Laik Eğitim: 'Layık olduk ama neye layık olduk!'
1937 yılında laiklikle ilgili madde Mecliste müzakere edilirken bazı milletvekilleri kendi aralarında fısıldaşarak "layık olduk ama neye layık olduk" dedikleri rivayet olunur. Çünkü mevcut rejimin laiklik kisvesi altında topluma bilhassa dindarlara layık gördüğü tekçi, baskıcı, dışlayıcı, otoriter uygulamalar ortadaydı. CHP'nin 1927 yılındaki parti programının eğitim siyaseti başlıklı bölümünde "eğitimin milli, laik ve tek okul esasına dayanmış olması ilkemizdir" denilmektedir. 1931'deki programda ele alınan eğitim ise; "Kuvvetli cumhuriyetçi, milliyetçi ve laik vatandaş yetiştirmek tahsilin her derecesi için mecburi ihtimam noktasıdır. Şeklinde ifade edilir.

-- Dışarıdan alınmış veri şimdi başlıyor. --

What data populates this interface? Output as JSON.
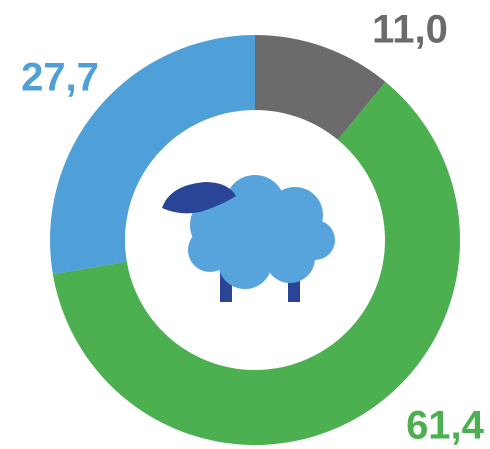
{
  "chart_data": {
    "type": "pie",
    "values": [
      11.0,
      61.4,
      27.7
    ],
    "value_labels": [
      "11,0",
      "61,4",
      "27,7"
    ],
    "colors": [
      "#6b6b6b",
      "#4caf50",
      "#4f9fd8"
    ]
  }
}
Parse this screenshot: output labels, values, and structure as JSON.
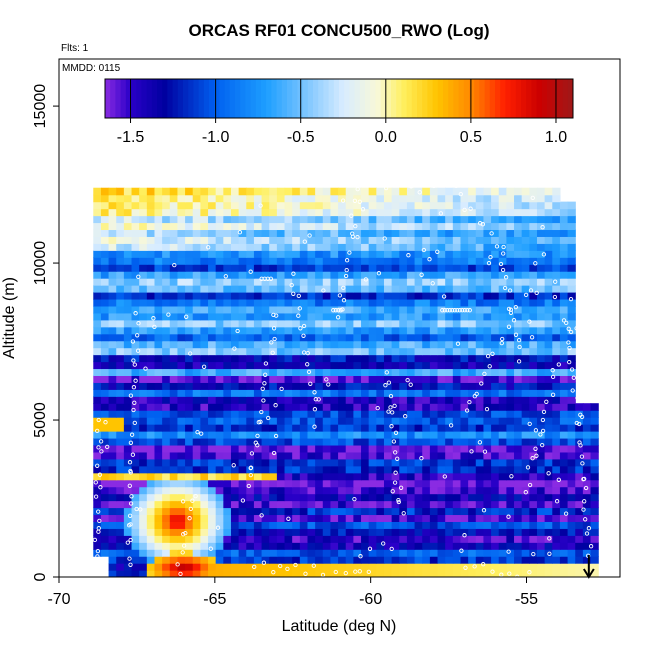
{
  "chart_data": {
    "type": "heatmap",
    "title": "ORCAS RF01 CONCU500_RWO (Log)",
    "xlabel": "Latitude (deg N)",
    "ylabel": "Altitude (m)",
    "xlim": [
      -70,
      -52
    ],
    "ylim": [
      0,
      16500
    ],
    "x_ticks": [
      -70,
      -65,
      -60,
      -55
    ],
    "x_tick_labels": [
      "-70",
      "-65",
      "-60",
      "-55"
    ],
    "y_ticks": [
      0,
      5000,
      10000,
      15000
    ],
    "y_tick_labels": [
      "0",
      "5000",
      "10000",
      "15000"
    ],
    "annotation_flts": "Flts: 1",
    "annotation_mmdd": "MMDD: 0115",
    "colorbar": {
      "range": [
        -1.65,
        1.1
      ],
      "ticks": [
        -1.5,
        -1.0,
        -0.5,
        0.0,
        0.5,
        1.0
      ],
      "tick_labels": [
        "-1.5",
        "-1.0",
        "-0.5",
        "0.0",
        "0.5",
        "1.0"
      ],
      "stops": [
        {
          "v": -1.65,
          "c": "#8a2be2"
        },
        {
          "v": -1.5,
          "c": "#2a00c8"
        },
        {
          "v": -1.3,
          "c": "#0000a0"
        },
        {
          "v": -1.0,
          "c": "#0060f0"
        },
        {
          "v": -0.7,
          "c": "#1e9fff"
        },
        {
          "v": -0.5,
          "c": "#6fc0ff"
        },
        {
          "v": -0.25,
          "c": "#d8ecff"
        },
        {
          "v": -0.05,
          "c": "#f8f8d8"
        },
        {
          "v": 0.1,
          "c": "#fff060"
        },
        {
          "v": 0.3,
          "c": "#ffc400"
        },
        {
          "v": 0.5,
          "c": "#ff8800"
        },
        {
          "v": 0.7,
          "c": "#ff2000"
        },
        {
          "v": 0.9,
          "c": "#cc0000"
        },
        {
          "v": 1.1,
          "c": "#a01818"
        }
      ]
    },
    "grid": false,
    "legend": "colorbar top",
    "descent_arrow": {
      "lat": -53.0,
      "alt_from": 700,
      "alt_to": 0
    },
    "field_extent": {
      "lat_min": -68.9,
      "lat_max": -52.7,
      "alt_min": 0,
      "alt_max": 12400
    }
  }
}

Bu dönemde eğitim demek geçmiş tarihi kültürel mirasından kopuk, resmi ideolojiye itaatkar, laisizm adı altında da dinle bağını tamamen koparmış, etnik milliyetçilik üzerine tesis edilmiş, yeni bir ulus yaratmanın adı demek. Bu mekanizmanın temeli 1924 yılında Tevhid-i Tedrisat Kanunu ile atılmıştır. Buna göre yeni ulus, eğitim aracılığıyla devrimleri içselleştirecek gerekirse resmi ideoloji uğruna canını bile feda etmekten kaçınmayacak, devlet kontrollü din anlayışı, başında şapkası ve aldığı milliyetçi terbiye ile çağdaşlık, ilericilik ve laiklik adına durmadan ilerleyecekti!

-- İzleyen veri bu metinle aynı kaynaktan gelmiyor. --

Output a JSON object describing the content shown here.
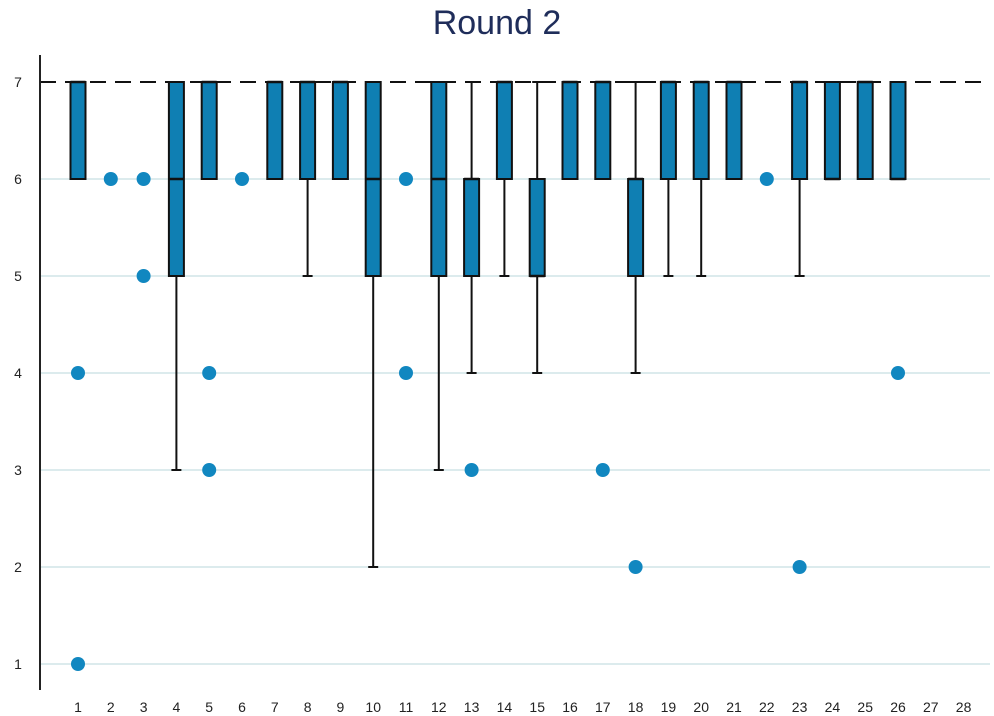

Bu dönemde laik eğitim adı altında askerlik dersi, resmigeçit törenleri, üniforma ve andımız gibi militarist uygulamaların yanı sıra ders kitaplarının da laik Kemalist öğretinin esaslarına göre hazırlandığını görmekteyiz. Çünkü CHP'ye göre laiklik "sadece din ile siyasetin arasında bir alaka kurulmaması değil sosyal hayatın her yönü ile din arasında bir münasebet kurulmamasıydı! Bu yüzdendir ki bilhassa dindar kesime dönük layık görülen uygulamalar akıl alır gibi değildi. Laiklik adı altında Hacca gitmenin yasaklandığı, Tanrı yerine Allah diyenin cezalandırılması gerektiği, şapka kanuna muhalefetten insanların idam edildiği -ki bana göre ilk başörtüsü zulmü erkeklere uygulanmıştır- camilerin tasfiye edildiği, birçoğunun halkevine çevrildiği ya da depo olarak kullanıldığı, ezanın Türkçe okutulduğu gibi buraya yazmakla bitiremeyeceğimiz bir yığın baskı ve zulümler uygulandı. Ne uğruna? Laik, bilimsel, akılcı, çağdaş, ilerici, Kemalist bir nesil yetiştirmek uğruna? Laik eğitim, aklın ve bilimin öncülüğünde milyonlarca insanın geleceğinin heba edildiği bir eğitim zihniyetinin adıdır.
90 yıldır Türkiye'de yaşayan milyonlarca çocuğa laik eğitim adı altında reva görülenler de ortada.Her gün asker komutlarıyla ultra ırkçı bir yemin metnini ezberlemeleri, resmigeçit törenlerinde marşlar eşliğinde yürümeleri, medeniyet bilincinden yoksun, ruhsuz, uyuşuk, tek bir anlayışın esiri/kölesi, militarist, milliyetçi, farklılıkları tehdit unsuru olarak gören, dillerden, dinlerden ve mezheplerden korkan,tek kıyafete mahku00fbm bırakılmış sömürgeci bir ülkenin özgüvenden yoksun, başarısız, idealsiz, basiretsiz çocuklarını eğitmek/öğütmek.. Bu yüzdendir ki bu eğitim sistemi insan fıtratına yapılmış çok ciddi bir müdahaledir.Laik eğitim sistemi 90 yıldır bu ülkenin çocuklarının en verimli en üretken en parlak çağlarını gasp etmiştir. Yaşam kadar önemli ve değerli en temel insan haklarından biri olan düşünme, düşüncelerini kontrol etme, yönlendirme ve tercihte bulunma haklarını ellerinden almıştır. Yapay korkular üreterek insanları birbirinden uzaklaştırmış, zihinleri tasnif ederek de merhametsiz ve kalitesiz bireylerin yetişmesine vesile olmuştur.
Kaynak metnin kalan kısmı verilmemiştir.